Hope Restored

UCF 2015 blogThere’s a lot of incredibly negative news lately in our country and around the world. Divisiveness, verbal and physical attacks, wars with words and wars with bombs. We can easily get swept up into a feeling of despair and a loss of hope. Then there are experiences that feed the soul, I was fortunate to have one of those recently.

I had the privilege and opportunity to speak at UCF’s 22nd Annual Hunger Banquet that their Student Involvement Office organizes. As I made my way through the maze of buildings on the UCF campus I found my destination; the Student Union Building, at the very heart of the campus. I found it fascinating that in the main floor of that building is a giant food court offering a variety of different types of food….and this is where the “Hunger Banquet” is taking place. It was another reminder that food is typically at the center of things and is powerful in terms of drawing people together, whether it’s at school, home or at the office.
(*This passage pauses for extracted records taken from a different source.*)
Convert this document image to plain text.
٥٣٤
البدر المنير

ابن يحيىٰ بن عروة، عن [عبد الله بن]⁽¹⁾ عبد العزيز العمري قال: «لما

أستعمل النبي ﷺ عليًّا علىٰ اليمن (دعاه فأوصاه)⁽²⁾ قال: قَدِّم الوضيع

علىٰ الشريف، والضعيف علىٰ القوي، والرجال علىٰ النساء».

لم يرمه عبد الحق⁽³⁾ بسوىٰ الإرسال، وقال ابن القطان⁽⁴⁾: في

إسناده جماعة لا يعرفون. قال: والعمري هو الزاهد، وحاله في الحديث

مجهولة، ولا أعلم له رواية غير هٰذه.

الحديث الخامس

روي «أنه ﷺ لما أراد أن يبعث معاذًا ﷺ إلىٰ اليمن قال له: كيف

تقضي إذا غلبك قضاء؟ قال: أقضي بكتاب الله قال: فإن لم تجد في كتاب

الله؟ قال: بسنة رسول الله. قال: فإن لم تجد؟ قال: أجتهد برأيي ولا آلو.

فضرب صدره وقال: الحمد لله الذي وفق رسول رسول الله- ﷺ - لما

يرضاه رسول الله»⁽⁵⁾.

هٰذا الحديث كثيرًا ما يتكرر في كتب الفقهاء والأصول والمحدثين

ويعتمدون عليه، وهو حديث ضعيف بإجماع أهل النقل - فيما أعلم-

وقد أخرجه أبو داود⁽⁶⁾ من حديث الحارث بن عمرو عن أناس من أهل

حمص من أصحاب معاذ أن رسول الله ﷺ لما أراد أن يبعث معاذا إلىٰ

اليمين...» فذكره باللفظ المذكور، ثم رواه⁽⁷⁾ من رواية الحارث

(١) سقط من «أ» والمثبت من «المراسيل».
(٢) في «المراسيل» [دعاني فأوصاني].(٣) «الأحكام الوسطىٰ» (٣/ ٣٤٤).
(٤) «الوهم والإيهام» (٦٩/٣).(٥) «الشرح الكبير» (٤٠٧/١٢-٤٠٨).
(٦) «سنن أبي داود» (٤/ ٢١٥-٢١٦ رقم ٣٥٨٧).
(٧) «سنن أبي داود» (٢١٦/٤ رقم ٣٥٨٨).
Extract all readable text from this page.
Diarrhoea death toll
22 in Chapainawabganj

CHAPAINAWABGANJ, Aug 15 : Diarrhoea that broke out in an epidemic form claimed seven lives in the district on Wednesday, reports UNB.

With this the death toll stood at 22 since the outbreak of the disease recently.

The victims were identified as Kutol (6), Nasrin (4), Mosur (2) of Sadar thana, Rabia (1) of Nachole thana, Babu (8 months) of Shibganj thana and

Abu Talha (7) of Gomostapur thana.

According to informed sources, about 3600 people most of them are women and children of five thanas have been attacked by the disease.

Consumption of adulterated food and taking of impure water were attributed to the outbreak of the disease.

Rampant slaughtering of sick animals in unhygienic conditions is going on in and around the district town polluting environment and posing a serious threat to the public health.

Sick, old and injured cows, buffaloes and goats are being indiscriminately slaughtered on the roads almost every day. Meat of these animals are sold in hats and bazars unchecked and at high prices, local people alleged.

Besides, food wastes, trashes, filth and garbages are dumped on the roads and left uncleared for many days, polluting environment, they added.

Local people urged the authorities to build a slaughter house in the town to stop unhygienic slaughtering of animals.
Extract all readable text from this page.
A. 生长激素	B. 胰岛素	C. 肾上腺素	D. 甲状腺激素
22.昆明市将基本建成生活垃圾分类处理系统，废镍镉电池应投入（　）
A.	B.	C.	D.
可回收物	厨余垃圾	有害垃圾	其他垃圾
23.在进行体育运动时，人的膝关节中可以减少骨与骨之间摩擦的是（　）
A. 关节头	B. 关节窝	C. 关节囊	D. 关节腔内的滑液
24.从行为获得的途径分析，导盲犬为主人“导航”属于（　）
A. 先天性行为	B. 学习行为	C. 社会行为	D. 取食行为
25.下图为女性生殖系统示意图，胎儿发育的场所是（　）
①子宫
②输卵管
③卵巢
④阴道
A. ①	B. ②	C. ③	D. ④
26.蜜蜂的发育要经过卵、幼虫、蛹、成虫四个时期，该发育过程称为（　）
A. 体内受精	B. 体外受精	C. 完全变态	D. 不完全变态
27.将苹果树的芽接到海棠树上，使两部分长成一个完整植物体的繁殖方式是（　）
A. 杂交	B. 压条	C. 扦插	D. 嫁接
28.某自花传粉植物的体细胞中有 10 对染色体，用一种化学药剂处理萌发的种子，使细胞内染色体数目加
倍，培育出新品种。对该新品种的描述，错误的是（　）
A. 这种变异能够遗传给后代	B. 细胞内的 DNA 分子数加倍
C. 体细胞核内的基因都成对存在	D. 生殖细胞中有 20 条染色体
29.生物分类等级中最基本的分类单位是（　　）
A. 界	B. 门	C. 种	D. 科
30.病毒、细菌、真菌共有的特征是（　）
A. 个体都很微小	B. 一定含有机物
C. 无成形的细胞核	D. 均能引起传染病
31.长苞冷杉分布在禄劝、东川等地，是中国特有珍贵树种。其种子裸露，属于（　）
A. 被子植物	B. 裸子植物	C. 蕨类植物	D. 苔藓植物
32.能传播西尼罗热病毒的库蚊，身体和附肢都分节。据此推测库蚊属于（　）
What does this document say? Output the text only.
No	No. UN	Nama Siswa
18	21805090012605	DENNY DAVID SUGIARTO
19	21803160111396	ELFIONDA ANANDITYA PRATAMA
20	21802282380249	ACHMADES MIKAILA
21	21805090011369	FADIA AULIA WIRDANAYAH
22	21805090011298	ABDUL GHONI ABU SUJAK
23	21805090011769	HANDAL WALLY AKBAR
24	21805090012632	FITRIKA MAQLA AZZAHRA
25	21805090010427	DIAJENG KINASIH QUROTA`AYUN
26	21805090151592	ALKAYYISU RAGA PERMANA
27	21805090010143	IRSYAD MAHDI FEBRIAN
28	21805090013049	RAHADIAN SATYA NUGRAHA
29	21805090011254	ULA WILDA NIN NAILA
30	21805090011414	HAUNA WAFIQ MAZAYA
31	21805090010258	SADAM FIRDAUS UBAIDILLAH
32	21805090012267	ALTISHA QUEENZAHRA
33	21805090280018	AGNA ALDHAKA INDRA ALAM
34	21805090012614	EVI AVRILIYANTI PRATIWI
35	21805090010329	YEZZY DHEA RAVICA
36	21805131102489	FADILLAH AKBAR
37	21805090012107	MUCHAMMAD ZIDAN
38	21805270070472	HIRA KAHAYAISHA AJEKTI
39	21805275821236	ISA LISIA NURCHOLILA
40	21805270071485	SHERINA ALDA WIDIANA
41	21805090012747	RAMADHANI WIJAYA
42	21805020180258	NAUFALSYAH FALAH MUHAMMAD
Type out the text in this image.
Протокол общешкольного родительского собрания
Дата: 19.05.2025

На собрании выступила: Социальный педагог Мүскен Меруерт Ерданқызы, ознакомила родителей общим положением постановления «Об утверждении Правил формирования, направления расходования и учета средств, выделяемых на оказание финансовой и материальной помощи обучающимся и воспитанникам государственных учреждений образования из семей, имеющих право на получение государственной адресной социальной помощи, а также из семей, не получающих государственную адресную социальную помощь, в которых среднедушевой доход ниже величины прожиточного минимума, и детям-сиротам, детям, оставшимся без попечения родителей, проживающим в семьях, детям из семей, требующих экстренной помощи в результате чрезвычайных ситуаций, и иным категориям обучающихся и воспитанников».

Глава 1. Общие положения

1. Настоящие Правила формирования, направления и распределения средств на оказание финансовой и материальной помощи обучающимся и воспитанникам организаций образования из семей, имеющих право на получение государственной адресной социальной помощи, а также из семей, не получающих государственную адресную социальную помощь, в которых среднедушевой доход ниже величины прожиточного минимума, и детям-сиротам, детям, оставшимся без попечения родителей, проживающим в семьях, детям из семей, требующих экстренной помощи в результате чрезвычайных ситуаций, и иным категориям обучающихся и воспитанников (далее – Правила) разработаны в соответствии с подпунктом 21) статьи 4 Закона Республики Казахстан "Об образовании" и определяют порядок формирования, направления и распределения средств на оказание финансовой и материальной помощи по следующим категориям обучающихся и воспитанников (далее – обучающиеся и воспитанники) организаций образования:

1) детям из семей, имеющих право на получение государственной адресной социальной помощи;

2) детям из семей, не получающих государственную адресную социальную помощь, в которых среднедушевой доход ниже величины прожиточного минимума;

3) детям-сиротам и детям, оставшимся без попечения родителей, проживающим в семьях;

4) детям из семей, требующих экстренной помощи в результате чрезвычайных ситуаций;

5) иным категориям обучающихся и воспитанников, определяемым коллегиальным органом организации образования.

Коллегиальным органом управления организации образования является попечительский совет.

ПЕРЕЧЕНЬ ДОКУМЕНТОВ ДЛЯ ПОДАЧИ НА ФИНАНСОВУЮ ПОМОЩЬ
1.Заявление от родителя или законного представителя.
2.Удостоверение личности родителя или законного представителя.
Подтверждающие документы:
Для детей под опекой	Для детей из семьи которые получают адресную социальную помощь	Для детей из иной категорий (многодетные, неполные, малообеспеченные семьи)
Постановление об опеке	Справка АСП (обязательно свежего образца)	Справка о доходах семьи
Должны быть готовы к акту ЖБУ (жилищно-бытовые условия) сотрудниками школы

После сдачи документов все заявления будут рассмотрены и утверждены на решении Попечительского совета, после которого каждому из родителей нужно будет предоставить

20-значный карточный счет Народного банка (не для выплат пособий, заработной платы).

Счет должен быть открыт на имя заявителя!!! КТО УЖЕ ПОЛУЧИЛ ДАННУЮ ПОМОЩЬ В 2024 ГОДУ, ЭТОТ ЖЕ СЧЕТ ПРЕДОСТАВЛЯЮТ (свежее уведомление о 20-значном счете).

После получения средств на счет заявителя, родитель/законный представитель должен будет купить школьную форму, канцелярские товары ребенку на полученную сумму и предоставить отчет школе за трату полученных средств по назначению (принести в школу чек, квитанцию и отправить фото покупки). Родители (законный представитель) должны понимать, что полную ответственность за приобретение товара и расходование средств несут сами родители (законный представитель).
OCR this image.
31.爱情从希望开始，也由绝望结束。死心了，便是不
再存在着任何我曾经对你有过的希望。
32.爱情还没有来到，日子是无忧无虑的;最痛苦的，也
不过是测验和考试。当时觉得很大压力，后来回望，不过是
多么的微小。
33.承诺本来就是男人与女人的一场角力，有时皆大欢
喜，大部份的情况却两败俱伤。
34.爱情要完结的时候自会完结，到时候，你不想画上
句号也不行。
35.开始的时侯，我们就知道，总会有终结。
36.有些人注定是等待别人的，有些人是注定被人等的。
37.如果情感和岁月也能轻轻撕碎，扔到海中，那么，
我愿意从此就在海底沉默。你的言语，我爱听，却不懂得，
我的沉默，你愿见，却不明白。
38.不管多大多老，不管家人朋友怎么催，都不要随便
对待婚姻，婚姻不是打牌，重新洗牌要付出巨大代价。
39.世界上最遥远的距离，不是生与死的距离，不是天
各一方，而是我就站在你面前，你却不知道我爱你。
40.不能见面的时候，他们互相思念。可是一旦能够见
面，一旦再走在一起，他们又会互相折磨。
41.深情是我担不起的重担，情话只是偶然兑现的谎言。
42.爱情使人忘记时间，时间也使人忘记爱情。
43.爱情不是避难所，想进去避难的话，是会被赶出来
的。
The room was filled with 200 – 250 students who are deeply interested in making the world a better place. Wow, talk about a good vibe. The group was split into three groups for dinner. One third sat in a VIP section and were served a three course meal with a huge slab of chocolate cake. Another third were seated separately on conference chairs and had to get their own rice and beans and a beverage. The remaining third sat in a separate section on the floor on top of newspapers and lined up for rice and water. The remainder of the evening included dialogue around these three different classes in the world today. Students shared observations on the feeling of lack of dignity while watching others enjoy their dinners. Several students spoke about the need for more people to understand that the vast majority of folks in need are not there by choice but by unfortunate circumstances and environment. Others spoke about how each and every good deed, no matter how small is so important.

Two other presenters shared very creative observations of less fortunate people. A photographer told a story by sharing impactful portraits of homeless people and their stories. Another provided an impassioned poem on social justice that was a combination of rap, didactic and a couplet. When she completed her poem, you could hear a pin drop in the banquet hall. We were left speechless.

What I heard throughout the evening was a message of hope. I was filled with a sense of hope thinking about this younger generation and their energy and passion for others that are less fortunate. This is a group that lives out a saying I once heard…”It’s better to light one candle than curse the darkness.” Let’s hear it for the Knights and for hope!